Mike Benge contracted cerebral malaria and nearly died. He credits Olsen with keeping him alive. She forced him to rouse from his delirium to eat and drink water and rice soup. Mike Benge describes Olsen as "a Katherine Hepburn type...[with] an extra bit of grit."

In the summer of 1968, the prisoners, again on the trail, were left exposed to the rain during the rainy season. Hank Blood contracted pneumonia, weakened steadily, and eventually died in July. (July 1968 is one of the dates given by the Vietnamese - the other, according to classified information the U.S. gave to the Vietnamese through General John Vessey, indicates that Mr. Blood died on October 17, 1972. Mike Benge says Blood died around July 4.) Blood was buried in a shallow grave along the trail, with Olsen conducting graveside services.

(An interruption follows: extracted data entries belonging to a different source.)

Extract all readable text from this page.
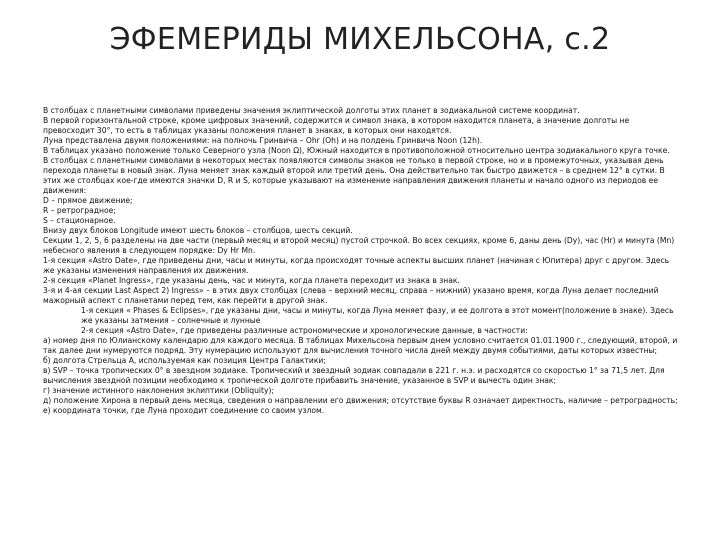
ЭФЕМЕРИДЫ МИХЕЛЬСОНА, с.2

В столбцах с планетными символами приведены значения эклиптической долготы этих планет в зодиакальной системе координат.

В первой горизонтальной строке, кроме цифровых значений, содержится и символ знака, в котором находится планета, а значение долготы не превосходит 30°, то есть в таблицах указаны положения планет в знаках, в которых они находятся.

Луна представлена двумя положениями: на полночь Гринвича – Ohr (Oh) и на полдень Гринвича Noon (12h).

В таблицах указано положение только Северного узла (Noon Ω), Южный находится в противоположной относительно центра зодиакального круга точке.

В столбцах с планетными символами в некоторых местах появляются символы знаков не только в первой строке, но и в промежуточных, указывая день перехода планеты в новый знак. Луна меняет знак каждый второй или третий день. Она действительно так быстро движется – в среднем 12° в сутки. В этих же столбцах кое-где имеются значки D, R и S, которые указывают на изменение направления движения планеты и начало одного из периодов ее движения:

D – прямое движение;

R – ретроградное;

S – стационарное.

Внизу двух блоков Longitude имеют шесть блоков – столбцов, шесть секций.

Секции 1, 2, 5, 6 разделены на две части (первый месяц и второй месяц) пустой строчкой. Во всех секциях, кроме 6, даны день (Dy), час (Hr) и минута (Mn) небесного явления в следующем порядке: Dy Hr Mn.

1-я секция «Astro Date», где приведены дни, часы и минуты, когда происходят точные аспекты высших планет (начиная с Юпитера) друг с другом. Здесь же указаны изменения направления их движения.

2-я секция «Planet Ingress», где указаны день, час и минута, когда планета переходит из знака в знак.

3-я и 4-ая секции Last Aspect 2) Ingress» – в этих двух столбцах (слева – верхний месяц, справа – нижний) указано время, когда Луна делает последний мажорный аспект с планетами перед тем, как перейти в другой знак.

1-я секция « Phases & Eclipses», где указаны дни, часы и минуты, когда Луна меняет фазу, и ее долгота в этот момент(положение в знаке). Здесь же указаны затмения – солнечные и лунные

2-я секция «Astro Date», где приведены различные астрономические и хронологические данные, в частности:

а) номер дня по Юлианскому календарю для каждого месяца. В таблицах Михельсона первым днем условно считается 01.01.1900 г., следующий, второй, и так далее дни нумеруются подряд. Эту нумерацию используют для вычисления точного числа дней между двумя событиями, даты которых известны;

б) долгота Стрельца А, используемая как позиция Центра Галактики;

в) SVP – точка тропических 0° в звездном зодиаке. Тропический и звездный зодиак совпадали в 221 г. н.э. и расходятся со скоростью 1° за 71,5 лет. Для вычисления звездной позиции необходимо к тропической долготе прибавить значение, указанное в SVP и вычесть один знак;

г) значение истинного наклонения эклиптики (Obliquity);

д) положение Хирона в первый день месяца, сведения о направлении его движения; отсутствие буквы R означает директность, наличие – ретроградность;

е) координата точки, где Луна проходит соединение со своим узлом.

Benge and Olsen were kept moving. Their bodies were covered with sores, and they had pyorrhea from beri-beri. Their teeth were loosening and gums infected. They spent a lot of time talking about good meals and good places to eat, planning to visit their favorite restaurants together when they went home. They moved every two or three days.

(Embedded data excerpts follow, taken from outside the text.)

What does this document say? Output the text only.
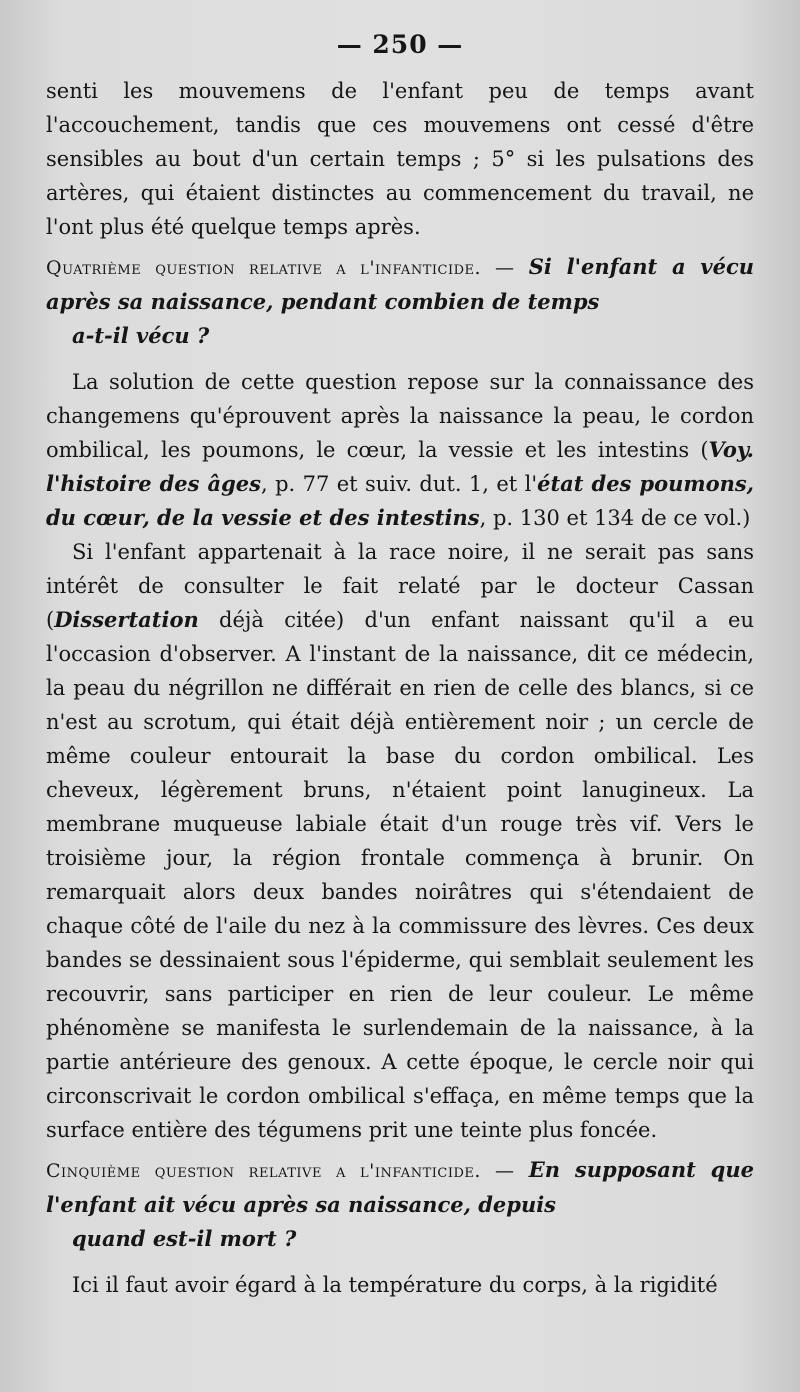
— 250 —

senti les mouvemens de l'enfant peu de temps avant l'accouchement, tandis que ces mouvemens ont cessé d'être sensibles au bout d'un certain temps ; 5° si les pulsations des artères, qui étaient distinctes au commencement du travail, ne l'ont plus été quelque temps après.

Quatrième question relative a l'infanticide. — Si l'enfant a vécu après sa naissance, pendant combien de temps

a-t-il vécu ?

La solution de cette question repose sur la connaissance des changemens qu'éprouvent après la naissance la peau, le cordon ombilical, les poumons, le cœur, la vessie et les intestins (Voy. l'histoire des âges, p. 77 et suiv. dut. 1, et l'état des poumons, du cœur, de la vessie et des intestins, p. 130 et 134 de ce vol.)

Si l'enfant appartenait à la race noire, il ne serait pas sans intérêt de consulter le fait relaté par le docteur Cassan (Dissertation déjà citée) d'un enfant naissant qu'il a eu l'occasion d'observer. A l'instant de la naissance, dit ce médecin, la peau du négrillon ne différait en rien de celle des blancs, si ce n'est au scrotum, qui était déjà entièrement noir ; un cercle de même couleur entourait la base du cordon ombilical. Les cheveux, légèrement bruns, n'étaient point lanugineux. La membrane muqueuse labiale était d'un rouge très vif. Vers le troisième jour, la région frontale commença à brunir. On remarquait alors deux bandes noirâtres qui s'étendaient de chaque côté de l'aile du nez à la commissure des lèvres. Ces deux bandes se dessinaient sous l'épiderme, qui semblait seulement les recouvrir, sans participer en rien de leur couleur. Le même phénomène se manifesta le surlendemain de la naissance, à la partie antérieure des genoux. A cette époque, le cercle noir qui circonscrivait le cordon ombilical s'effaça, en même temps que la surface entière des tégumens prit une teinte plus foncée.

Cinquième question relative a l'infanticide. — En supposant que l'enfant ait vécu après sa naissance, depuis

quand est-il mort ?

Ici il faut avoir égard à la température du corps, à la rigidité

Benge and Olsen were moved near Tay Ninh Province, almost to Da Lat, then back to Quang Duc Province. Olsen was getting weak, and the Vietnamese began to kick and drag her to keep her moving. Benge, trying to defend her, was beaten with rifle butts.

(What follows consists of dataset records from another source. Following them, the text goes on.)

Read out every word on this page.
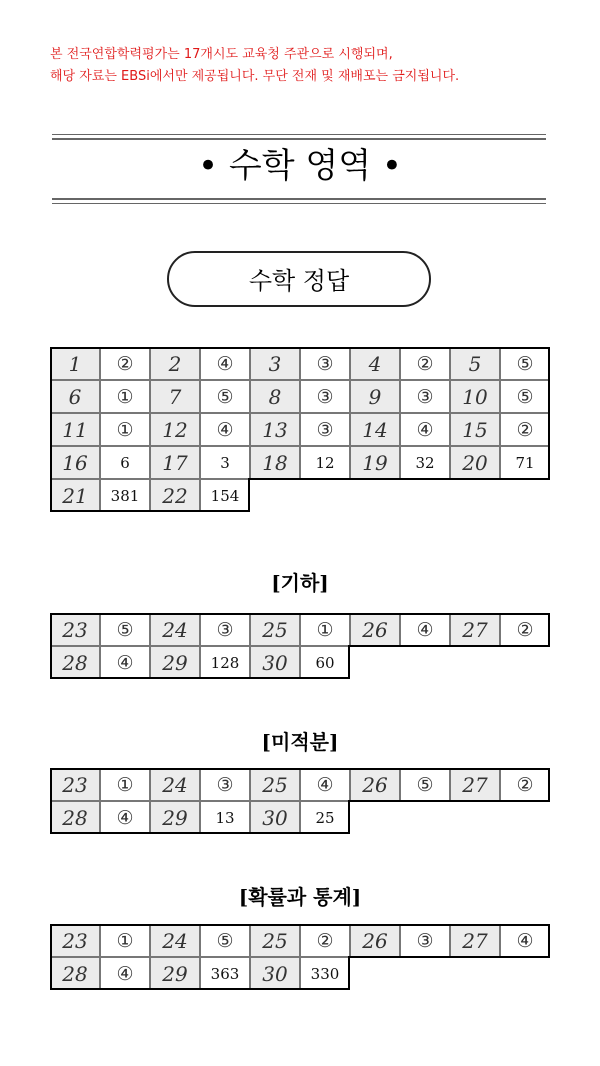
본 전국연합학력평가는 17개시도 교육청 주관으로 시행되며,
해당 자료는 EBSi에서만 제공됩니다. 무단 전재 및 재배포는 금지됩니다.
• 수학 영역 •
수학 정답
1	②	2	④	3	③	4	②	5	⑤
6	①	7	⑤	8	③	9	③	10	⑤
11	①	12	④	13	③	14	④	15	②
16	6	17	3	18	12	19	32	20	71
21	381	22	154
[기하]
23	⑤	24	③	25	①	26	④	27	②
28	④	29	128	30	60
[미적분]
23	①	24	③	25	④	26	⑤	27	②
28	④	29	13	30	25
[확률과 통계]
23	①	24	⑤	25	②	26	③	27	④
28	④	29	363	30	330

Just before crossing the border into Cambodia, Olsen weakened to the point that she could no longer move. Ironically, in this area, near a tributary to the Mekong River, fish and livestock abounded, and there was a garden, but the food was denied to the prisoners. They were allowed to gather bamboo shoots, but were not told how to cook them. Bamboo needs to be boiled in two waters to extract an acid substance. Not knowing this, Olsen and Benge boiled their food only once and were beset with immobilizing stomach cramps within a half-hour; diarrhea soon followed.

Betty Ann Olsen weakened and finally died September 29, 1968 (Vessey information indicates this date as September 26), and was buried by Benge.

Finally, Benge was taken to Cambodia, then turned over to the North Vietnamese, and spent over three years in camps there, including a total of twenty-seven months in solitary confinement. Upon his return, he verified collaboration charges against eight of his fellow POWs, in a prosecution effort initiated by Col. Theodore Guy (this action was discouraged by the U.S. Government and the effort was subsequently abandoned.) Mike Benge then returned to Vietnam and worked with the Montagnards until the end of the war.

The Vietnamese have never attempted to return the remains of Henry Blood and Betty Olsen. They are two individuals that the Vietnamese could provide a wealth of information on. Since they pride themselves on being "humanitarians," it would not be in keeping with this image to reveal the horror Olsen and Blood endured in their hands. It is not surprising, then, that the Vietnamese have not publicly told their stories.

Source: Compiled by Homecoming II Project 30 April 1990 from one or more of the following: raw data from U.S. Government agency sources, correspondence with POW/MIA families, published sources, interviews. Updated by the P.O.W. NETWORK 1998.